Me: Yes, I did explore the blog books but found that they were just a rather obvious ploy to make money for the author and were not at all inspirational. If I was hell bent on publishing a book for the sake of publishing a book a blog book would probably be the easiest, and perhaps something to think about. It would be most easy to do because of the ‘related stores’ tool in the blog. It would be extremely easy to gather stories of a similar theme and combine them chapters. That could be combined with back stories – giving details not before revealed. Actually not a bad idea. For example it is possible to go into the search engine and type in Joo Kim Tiah and there he is in all of his glory. Except he isn’t mentioned by name until August of 2017.

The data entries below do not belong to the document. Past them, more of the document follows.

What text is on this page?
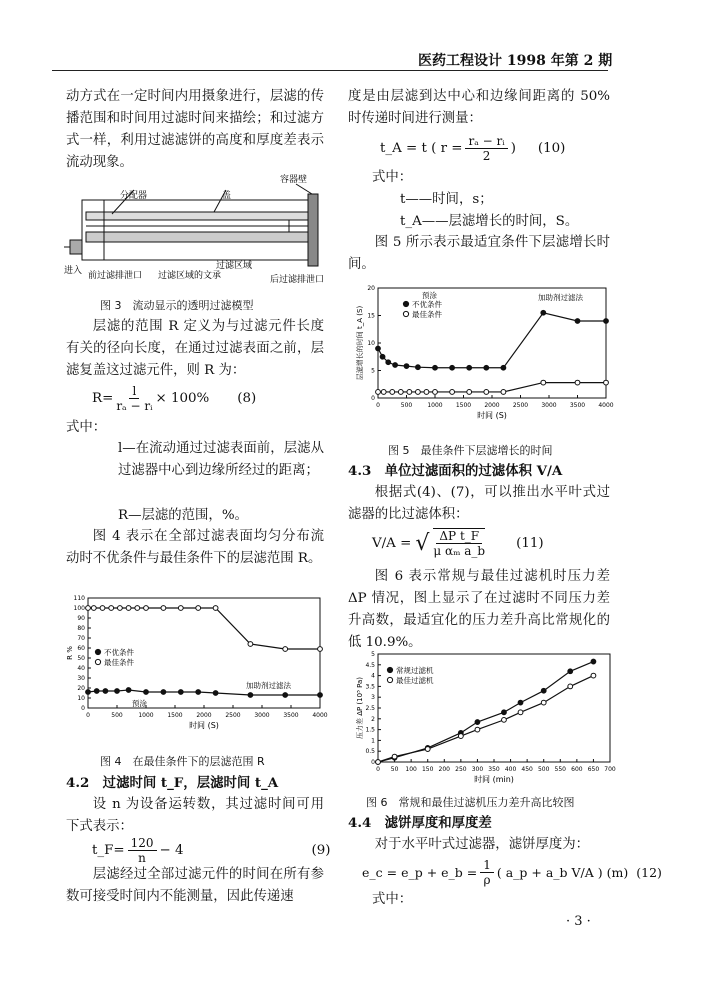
医药工程设计 1998 年第 2 期

动方式在一定时间内用摄象进行，层滤的传播范围和时间用过滤时间来描绘；和过滤方式一样，利用过滤滤饼的高度和厚度差表示流动现象。

容器壁
分配器	盖
进入 前过滤排泄口 过滤区域的文承
过滤区域
后过滤排泄口
图 3　流动显示的透明过滤模型

层滤的范围 R 定义为与过滤元件长度有关的径向长度，在通过过滤表面之前，层滤复盖这过滤元件，则 R 为：

$R= \frac{l}{\text{rₐ − rᵢ}} \times 100\%$ (8)
式中：

l—在流动通过过滤表面前，层滤从过滤器中心到边缘所经过的距离；

R—层滤的范围，%。

图 4 表示在全部过滤表面均匀分布流动时不优条件与最佳条件下的层滤范围 R。

0	500	1000 1500 2000 2500 3000 3500 4000
0
10
20
30
40
50
60
70
80
90
100
110
时间 (S)
R %	不优条件
最佳条件
预涂
加助剂过滤法
图 4　在最佳条件下的层滤范围 R
4.2　过滤时间 t_F，层滤时间 t_A

设 n 为设备运转数，其过滤时间可用下式表示：

t_F= $\frac{120}{n} - 4$	(9)

层滤经过全部过滤元件的时间在所有参数可接受时间内不能测量，因此传递速

度是由层滤到达中心和边缘间距离的 50% 时传递时间进行测量：

t_A = t ( $r = \frac{\text{rₐ − rᵢ}}{2}$ ) (10)
式中：
t——时间，s；
t_A——层滤增长的时间，S。

图 5 所示表示最适宜条件下层滤增长时间。

0	500	1000 1500 2000 2500 3000 3500 4000
0
5
10
15
20
时间 (S)
层滤增长的时间 t_A (S)
不优条件
最佳条件
预涂	加助剂过滤法
图 5　最佳条件下层滤增长的时间
4.3　单位过滤面积的过滤体积 V/A

根据式(4)、(7)，可以推出水平叶式过滤器的比过滤体积：

V/A = √ $\frac{\text{ΔP t\_F}}{\text{μ αₘ a\_b}} (11)$

图 6 表示常规与最佳过滤机时压力差 ΔP 情况，图上显示了在过滤时不同压力差升高数，最适宜化的压力差升高比常规化的低 10.9%。

0 50 100 150 200 250 300 350 400 450 500 550 600 650 700
0
0.5
1
1.5
2
2.5
3
3.5
4
4.5
5
时间 (min)
压力差 ΔP (10⁵ Pa)
常规过滤机
最佳过滤机
图 6　常规和最佳过滤机压力差升高比较图
4.4　滤饼厚度和厚度差

对于水平叶式过滤器，滤饼厚度为：

e_c = e_p + e_b = $\frac{1}{\rho}$ ( a_p + a_b V/A ) (m) (12)
式中：
· 3 ·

I then supplied some examples of what was learned by reading an old post where he was quoted, but not be name. It was most revealing the conclusion arrived upon. But I am not telling you for free – I have to have something secret that people will pay money to read. I spoke of the nefarious hotel industry which seems, in Vancouver anyway, morally corrupt. I continue my conversation with CPI:
Me: So . I have a lot of fuel for the fodder but it is not to be forgotten that I am heading off for London and school and will be emerged into the art world. I welcome the diversion although there are definitely some shenanigans going on there. Do you not love that word which means: secret or dishonest activity or maneuvering: widespread financial shenanigans had ruined the fortunes of many.

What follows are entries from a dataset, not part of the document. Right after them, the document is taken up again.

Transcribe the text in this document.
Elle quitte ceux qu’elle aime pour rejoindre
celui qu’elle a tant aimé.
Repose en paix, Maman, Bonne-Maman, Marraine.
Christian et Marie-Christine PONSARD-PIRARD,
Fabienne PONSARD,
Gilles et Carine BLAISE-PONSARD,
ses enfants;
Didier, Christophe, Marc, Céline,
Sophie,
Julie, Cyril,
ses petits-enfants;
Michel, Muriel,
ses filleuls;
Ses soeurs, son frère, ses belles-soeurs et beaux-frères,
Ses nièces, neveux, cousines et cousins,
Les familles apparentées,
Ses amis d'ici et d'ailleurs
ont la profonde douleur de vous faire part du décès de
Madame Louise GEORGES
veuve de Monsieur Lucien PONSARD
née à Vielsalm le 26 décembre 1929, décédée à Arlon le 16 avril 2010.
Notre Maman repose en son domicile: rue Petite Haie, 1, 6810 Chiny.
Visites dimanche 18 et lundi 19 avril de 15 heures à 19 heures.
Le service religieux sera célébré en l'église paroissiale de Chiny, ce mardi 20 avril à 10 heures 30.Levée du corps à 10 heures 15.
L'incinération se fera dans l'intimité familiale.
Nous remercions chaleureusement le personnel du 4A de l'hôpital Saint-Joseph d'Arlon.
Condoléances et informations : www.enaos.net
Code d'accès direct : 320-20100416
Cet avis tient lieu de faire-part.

So what a bargain. I get to converse with an old friend and use it on the blog keeping some secrets for possible profit down the road. At times I can be most clever, if I do say so myself.
Faithful readers may want an update on yesterday’s activities. I went to Davie Street for many purposes. I purchased some MJ salves for my knee, a woman at the YWCA informed me of its whereabouts. I had a pedicure performed by my wonderful Amy, perhaps I will take a picture of them and include with this blog. Then to the European Deli, how I love that store. I purchased many things including wild boar sausage.

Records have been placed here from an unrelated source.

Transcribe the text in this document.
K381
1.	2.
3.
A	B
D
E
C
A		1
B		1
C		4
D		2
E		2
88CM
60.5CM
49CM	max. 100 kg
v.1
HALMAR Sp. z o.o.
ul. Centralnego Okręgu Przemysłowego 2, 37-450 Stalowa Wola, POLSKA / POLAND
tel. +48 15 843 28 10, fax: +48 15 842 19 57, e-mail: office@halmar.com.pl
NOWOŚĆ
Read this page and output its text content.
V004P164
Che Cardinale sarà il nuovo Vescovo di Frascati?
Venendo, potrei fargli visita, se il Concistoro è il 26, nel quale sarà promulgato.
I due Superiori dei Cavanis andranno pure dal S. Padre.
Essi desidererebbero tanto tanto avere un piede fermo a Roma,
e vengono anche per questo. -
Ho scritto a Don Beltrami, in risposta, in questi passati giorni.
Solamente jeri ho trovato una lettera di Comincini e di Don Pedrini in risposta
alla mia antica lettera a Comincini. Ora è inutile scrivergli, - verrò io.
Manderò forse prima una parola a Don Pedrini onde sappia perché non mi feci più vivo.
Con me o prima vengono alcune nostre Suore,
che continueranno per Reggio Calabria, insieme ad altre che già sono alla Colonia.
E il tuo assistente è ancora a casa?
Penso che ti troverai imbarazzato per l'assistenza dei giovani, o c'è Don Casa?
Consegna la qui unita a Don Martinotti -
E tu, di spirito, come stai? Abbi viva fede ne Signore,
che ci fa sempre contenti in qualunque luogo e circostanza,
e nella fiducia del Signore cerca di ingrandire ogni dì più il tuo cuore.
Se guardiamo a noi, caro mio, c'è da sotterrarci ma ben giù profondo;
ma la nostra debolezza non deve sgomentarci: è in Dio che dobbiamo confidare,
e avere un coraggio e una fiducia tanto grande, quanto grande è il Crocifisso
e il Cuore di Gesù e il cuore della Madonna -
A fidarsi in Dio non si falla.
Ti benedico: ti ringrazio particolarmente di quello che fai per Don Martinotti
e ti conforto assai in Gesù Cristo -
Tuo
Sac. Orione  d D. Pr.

Me: My goodness, wild boar sausage! They must have killed one or two of my old lovers and turned them into sausages. I must buy some just for old times sake!
He: You are too funny! We will miss you when you go to London.
Me: Do not say that, I will cry.
Then to India Bistro and a dinner of Tandoori chicken that was absolutely delicious. I told the chef, quite truthfully, that it was the best I had eaten my whole life. The owner’s son is so precious to me, partially because he went to the University of Regina. But we have the best chats. I must go to that restaurant more often! I will! .
Then to Ombre Restaurant for their opening which promised dancing and fun. It wasn’t, it was spooky, weird and ill-attended. I left very early so I have no idea of any of the 45 showed up. Just when you start liking Vancouver,(that wonderful Davie Street) then it goes utterly weird on you. I am too naive for this place, honest to goodness I am. I know about the money laundering and the white collar crime that supports it but it is endemic, which shall become another word of the day. Endemic: (of a disease or condition) regularly found among particular people or in a certain area.‘complacency is endemic in industry today’
What are my plans for the day?
Me: I thought you would never ask. My apartment is a mess so I shall clean it while listening to a pod cast, not been doing that for awhile. I have an appointment to have Vicky blow dry my hair – then perhaps I can get my passport picture taken with a great hairdo. It is a great plan. My knee is not hurting alot because of the salve. Life is good, and then bad, and then good again. But remember, there is no joy without sorrow.